Creative Computation Showcase to Highlight Interdisciplinary Art and Innovation at Meadows

From sound-reactive installations to glow-in-the-dark sculptures, attendees will experience interactive projects from students in the Creative Computation program and beyond.

Students interact with digital project at creative computation showcase.
Figure: A wide range of experimental digital work created by Meadows students throughout the semester will be featured in the C3 Showcase.

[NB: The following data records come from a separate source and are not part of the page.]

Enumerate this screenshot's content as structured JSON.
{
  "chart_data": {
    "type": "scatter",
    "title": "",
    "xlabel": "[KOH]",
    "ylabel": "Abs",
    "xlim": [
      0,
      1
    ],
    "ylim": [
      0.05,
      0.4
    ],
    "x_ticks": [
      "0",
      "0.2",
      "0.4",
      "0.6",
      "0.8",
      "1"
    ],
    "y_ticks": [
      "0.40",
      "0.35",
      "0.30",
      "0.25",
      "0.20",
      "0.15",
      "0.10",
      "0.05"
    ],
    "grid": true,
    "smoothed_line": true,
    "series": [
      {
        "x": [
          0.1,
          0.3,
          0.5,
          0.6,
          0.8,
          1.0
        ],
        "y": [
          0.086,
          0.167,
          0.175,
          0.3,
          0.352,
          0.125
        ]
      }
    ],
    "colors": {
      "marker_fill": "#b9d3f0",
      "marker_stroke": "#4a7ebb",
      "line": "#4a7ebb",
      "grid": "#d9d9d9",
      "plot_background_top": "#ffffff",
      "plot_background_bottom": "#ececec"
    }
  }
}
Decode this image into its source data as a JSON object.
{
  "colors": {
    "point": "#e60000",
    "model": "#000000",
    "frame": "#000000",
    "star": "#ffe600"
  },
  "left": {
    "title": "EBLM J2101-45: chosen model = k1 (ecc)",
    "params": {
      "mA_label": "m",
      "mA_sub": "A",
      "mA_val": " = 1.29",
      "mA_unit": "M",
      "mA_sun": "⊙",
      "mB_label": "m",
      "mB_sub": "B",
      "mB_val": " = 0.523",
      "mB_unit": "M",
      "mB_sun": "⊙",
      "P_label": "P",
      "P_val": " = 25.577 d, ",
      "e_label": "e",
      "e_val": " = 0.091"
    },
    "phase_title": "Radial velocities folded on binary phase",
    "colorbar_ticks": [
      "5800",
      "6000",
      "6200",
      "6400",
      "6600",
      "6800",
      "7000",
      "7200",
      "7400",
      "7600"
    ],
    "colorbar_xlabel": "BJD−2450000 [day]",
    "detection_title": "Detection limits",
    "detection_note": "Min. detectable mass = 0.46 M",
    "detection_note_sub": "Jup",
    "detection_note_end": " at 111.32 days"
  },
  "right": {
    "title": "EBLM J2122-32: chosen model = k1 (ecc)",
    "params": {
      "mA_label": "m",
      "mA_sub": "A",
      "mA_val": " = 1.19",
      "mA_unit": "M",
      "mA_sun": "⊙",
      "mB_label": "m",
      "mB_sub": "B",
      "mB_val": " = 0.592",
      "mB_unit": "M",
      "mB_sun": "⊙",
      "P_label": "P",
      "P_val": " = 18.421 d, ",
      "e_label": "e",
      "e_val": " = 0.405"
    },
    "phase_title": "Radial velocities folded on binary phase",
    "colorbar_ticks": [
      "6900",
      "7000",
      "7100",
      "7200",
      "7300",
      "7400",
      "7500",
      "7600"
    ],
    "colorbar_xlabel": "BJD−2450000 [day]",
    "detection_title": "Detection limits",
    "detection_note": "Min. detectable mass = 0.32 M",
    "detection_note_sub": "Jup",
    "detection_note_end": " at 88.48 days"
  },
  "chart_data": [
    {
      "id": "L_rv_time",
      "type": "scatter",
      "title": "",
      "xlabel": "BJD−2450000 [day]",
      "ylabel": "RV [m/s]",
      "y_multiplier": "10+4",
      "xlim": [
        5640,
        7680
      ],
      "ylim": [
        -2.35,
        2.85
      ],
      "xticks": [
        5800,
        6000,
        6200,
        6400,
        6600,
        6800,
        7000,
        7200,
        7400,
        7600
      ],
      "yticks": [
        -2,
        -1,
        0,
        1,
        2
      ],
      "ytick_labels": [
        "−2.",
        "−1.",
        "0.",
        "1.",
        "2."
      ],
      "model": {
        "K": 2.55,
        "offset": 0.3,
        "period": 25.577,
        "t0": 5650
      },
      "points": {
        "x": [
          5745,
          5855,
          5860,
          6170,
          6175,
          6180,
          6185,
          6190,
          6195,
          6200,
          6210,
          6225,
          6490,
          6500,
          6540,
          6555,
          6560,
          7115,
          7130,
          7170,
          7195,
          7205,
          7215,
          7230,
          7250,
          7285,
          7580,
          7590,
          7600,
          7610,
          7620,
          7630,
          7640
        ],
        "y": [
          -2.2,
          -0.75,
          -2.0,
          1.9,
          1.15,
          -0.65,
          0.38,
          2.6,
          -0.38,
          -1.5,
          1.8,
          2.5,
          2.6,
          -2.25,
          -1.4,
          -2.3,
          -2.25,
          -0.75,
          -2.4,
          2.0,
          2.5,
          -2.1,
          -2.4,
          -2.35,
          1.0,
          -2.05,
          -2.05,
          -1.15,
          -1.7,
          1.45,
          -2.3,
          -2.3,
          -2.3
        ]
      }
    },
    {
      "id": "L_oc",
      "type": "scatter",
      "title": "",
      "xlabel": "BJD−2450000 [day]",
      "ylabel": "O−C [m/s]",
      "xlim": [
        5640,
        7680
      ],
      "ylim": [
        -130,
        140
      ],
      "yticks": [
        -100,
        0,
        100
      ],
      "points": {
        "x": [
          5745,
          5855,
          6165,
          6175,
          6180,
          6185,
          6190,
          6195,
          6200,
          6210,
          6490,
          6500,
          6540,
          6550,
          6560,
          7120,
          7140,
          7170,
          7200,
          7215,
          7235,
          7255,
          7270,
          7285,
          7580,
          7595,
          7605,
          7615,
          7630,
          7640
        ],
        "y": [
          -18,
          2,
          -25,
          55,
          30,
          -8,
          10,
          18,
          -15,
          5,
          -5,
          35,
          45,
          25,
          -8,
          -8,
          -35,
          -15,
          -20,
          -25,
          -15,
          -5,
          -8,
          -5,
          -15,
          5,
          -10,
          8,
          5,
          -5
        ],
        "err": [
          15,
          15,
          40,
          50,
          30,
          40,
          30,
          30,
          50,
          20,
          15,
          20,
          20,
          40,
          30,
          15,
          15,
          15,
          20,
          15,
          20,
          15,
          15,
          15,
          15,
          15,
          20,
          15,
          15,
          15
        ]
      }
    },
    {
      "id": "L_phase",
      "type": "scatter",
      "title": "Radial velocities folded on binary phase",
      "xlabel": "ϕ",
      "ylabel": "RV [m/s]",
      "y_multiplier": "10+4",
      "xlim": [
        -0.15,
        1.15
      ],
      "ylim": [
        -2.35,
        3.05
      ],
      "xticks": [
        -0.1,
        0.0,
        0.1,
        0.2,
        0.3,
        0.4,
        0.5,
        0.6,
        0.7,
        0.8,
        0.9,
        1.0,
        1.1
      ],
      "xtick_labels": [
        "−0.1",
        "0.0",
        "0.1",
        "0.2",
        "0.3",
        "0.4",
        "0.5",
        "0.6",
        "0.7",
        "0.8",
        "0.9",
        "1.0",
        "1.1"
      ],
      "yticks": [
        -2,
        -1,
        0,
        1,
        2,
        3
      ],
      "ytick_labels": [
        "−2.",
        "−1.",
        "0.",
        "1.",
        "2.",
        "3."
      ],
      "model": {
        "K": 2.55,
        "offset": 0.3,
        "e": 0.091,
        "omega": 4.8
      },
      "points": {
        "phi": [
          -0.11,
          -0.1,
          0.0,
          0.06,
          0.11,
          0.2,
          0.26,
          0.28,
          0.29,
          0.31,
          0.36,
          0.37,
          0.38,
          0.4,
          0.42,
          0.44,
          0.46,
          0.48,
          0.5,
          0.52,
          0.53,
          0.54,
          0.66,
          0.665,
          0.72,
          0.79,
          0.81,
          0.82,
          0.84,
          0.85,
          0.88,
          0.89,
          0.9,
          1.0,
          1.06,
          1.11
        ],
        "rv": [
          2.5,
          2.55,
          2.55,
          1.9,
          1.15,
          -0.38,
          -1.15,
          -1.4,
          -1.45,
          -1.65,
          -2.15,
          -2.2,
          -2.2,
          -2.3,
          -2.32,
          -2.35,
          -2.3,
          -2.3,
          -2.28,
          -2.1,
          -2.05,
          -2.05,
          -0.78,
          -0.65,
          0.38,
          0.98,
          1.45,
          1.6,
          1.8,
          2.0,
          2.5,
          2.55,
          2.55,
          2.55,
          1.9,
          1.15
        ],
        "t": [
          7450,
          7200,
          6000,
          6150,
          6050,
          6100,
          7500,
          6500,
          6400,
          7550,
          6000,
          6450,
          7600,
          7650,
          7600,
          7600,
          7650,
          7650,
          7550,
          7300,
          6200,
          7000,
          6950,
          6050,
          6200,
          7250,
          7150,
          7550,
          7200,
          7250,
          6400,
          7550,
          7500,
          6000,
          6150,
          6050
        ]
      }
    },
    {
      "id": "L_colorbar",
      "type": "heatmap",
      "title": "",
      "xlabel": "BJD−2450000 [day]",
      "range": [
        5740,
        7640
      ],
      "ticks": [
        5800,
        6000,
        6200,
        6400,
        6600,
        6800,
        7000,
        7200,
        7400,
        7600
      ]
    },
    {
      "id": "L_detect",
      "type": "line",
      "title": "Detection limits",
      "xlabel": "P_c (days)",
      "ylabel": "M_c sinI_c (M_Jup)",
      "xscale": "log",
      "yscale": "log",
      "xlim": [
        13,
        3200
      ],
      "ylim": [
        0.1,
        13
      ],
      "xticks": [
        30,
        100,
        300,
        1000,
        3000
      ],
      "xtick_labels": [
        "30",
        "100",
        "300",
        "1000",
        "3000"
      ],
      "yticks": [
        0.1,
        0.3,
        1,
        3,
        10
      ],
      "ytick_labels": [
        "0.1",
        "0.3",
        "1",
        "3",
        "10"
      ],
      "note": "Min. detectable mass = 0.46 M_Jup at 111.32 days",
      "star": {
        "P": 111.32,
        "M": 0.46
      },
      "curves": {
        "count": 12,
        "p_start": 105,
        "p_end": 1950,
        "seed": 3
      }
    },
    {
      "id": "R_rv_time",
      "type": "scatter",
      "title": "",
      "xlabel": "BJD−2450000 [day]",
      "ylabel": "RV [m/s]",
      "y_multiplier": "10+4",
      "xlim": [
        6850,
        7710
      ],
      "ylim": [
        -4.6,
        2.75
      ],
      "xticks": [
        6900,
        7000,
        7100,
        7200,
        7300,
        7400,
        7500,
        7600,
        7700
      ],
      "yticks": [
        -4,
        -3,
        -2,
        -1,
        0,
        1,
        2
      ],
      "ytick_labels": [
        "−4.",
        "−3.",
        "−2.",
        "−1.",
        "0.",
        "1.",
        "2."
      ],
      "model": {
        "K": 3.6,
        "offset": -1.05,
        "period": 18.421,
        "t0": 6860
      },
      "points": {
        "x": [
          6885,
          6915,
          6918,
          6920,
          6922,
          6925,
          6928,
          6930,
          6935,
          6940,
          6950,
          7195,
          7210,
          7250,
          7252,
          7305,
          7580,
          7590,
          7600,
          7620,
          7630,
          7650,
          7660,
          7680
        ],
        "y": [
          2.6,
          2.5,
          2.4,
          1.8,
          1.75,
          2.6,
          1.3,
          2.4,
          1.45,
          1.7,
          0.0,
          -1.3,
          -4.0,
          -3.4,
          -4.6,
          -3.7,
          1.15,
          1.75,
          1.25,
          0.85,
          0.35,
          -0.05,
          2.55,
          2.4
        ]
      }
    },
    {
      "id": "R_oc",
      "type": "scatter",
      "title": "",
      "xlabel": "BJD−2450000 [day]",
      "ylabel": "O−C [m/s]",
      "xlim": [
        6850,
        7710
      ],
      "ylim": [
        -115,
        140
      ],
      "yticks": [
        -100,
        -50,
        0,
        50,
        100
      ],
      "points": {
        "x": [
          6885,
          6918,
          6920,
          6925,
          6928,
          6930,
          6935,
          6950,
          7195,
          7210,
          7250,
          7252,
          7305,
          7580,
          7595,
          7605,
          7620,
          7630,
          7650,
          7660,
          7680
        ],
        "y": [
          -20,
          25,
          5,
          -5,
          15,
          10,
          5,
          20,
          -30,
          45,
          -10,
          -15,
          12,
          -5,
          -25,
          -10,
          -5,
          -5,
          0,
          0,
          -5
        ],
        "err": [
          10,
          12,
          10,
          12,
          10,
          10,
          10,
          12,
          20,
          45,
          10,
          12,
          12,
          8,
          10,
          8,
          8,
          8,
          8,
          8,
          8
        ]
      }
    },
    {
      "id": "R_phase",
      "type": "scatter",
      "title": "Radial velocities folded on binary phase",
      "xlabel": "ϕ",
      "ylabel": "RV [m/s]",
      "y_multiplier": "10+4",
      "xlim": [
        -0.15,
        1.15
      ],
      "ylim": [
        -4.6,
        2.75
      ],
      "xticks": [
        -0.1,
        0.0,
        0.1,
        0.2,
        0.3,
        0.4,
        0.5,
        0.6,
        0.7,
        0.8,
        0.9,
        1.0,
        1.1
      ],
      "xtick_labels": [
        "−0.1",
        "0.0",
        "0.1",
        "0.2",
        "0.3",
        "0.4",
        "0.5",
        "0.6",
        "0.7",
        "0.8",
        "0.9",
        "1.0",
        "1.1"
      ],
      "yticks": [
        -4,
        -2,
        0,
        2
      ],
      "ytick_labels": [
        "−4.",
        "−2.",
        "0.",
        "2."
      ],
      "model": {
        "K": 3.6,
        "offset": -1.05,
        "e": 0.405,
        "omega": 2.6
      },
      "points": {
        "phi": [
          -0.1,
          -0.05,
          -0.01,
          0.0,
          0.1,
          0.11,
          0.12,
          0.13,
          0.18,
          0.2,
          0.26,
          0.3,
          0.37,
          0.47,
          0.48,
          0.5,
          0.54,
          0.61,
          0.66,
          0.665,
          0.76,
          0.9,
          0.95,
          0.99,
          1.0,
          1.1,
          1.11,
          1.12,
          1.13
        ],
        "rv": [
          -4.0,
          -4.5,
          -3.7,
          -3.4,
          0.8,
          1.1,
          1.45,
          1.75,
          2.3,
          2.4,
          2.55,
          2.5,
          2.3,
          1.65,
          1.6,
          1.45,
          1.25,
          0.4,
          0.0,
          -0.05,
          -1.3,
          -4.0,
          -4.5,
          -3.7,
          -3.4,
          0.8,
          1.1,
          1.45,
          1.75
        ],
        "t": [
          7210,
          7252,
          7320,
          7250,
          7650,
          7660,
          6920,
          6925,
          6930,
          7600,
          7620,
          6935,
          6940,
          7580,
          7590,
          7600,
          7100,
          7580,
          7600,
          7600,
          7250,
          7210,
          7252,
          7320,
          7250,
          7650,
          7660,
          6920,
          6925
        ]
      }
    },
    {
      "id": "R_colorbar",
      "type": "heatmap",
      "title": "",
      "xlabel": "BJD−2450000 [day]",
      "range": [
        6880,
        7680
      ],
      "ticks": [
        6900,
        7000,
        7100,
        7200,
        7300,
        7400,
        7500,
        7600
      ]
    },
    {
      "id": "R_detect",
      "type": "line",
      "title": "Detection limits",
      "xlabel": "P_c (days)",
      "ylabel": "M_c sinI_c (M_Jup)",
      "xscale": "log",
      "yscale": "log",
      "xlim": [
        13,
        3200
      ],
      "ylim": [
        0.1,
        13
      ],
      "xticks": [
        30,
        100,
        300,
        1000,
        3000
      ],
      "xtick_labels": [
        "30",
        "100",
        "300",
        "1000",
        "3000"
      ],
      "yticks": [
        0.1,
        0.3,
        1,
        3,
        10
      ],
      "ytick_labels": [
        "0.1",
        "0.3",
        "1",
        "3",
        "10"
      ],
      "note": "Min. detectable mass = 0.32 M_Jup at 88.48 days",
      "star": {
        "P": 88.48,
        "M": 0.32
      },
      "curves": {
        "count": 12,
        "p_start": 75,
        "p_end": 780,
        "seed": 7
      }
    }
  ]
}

The Center of Creative Computation will present its biannual student showcase on Thursday, December 4 from 7:00–9:00 p.m. in the Gene and Jerry Jones Grand Atrium of the Owen Arts Center. The showcase, which features a wide range of experimental digital work created throughout the semester, brings together students from Creative Coding, Aesthetics & Computation, Digital Sound, Sculpture, and senior-level project courses, each contributing work that reflects the growing diversity of the program.

 

This semester’s showcase includes several notable collaborative features. The performance group S.M.I.L.E. will premiere two new computational music works composed specifically for the acoustics and spatial layout of the atrium. Aesthetics & Computation students have developed site-specific projection-mapped installations that will be displayed throughout the space, alongside live audio-reactive visuals created to accompany S.M.I.L.E.’s performance.

 

In addition to these digital pieces, the exhibition expands into physical media with 3D glow-in-the-dark sculpturesproduced by students in Professor Emily Budd’s sculpture classes, which will be installed across several points in the Atrium.

 

Creative computation students play instruments in front of the digital backdrop

 

A number of individual projects will also be highlighted. Music Composition graduate student Maslin Markle will present an interactive bass piece that responds to audience movement and proximity. Junior Creative Computation students will debut a variety of interactive systems, including a student-designed escape-room-style video game, a personality-based interactive projector installation, a creative stock portfolio and a range of audiovisual experiments.

 

Classmate projects range from game design to sensor-driven interactive art, reflecting the interdisciplinary nature of the Creative Computation curriculum. Visitors can expect to encounter work that shifts between the playful, technical, and conceptual, sometimes all within the same project.

 

The upcoming showcase, which is open to both the 无码专区 community and the public, demonstrates not only what students have completed at the end of the term but also how computation continues to evolve as a creative medium within Meadows School of the Arts. We hope to see you there!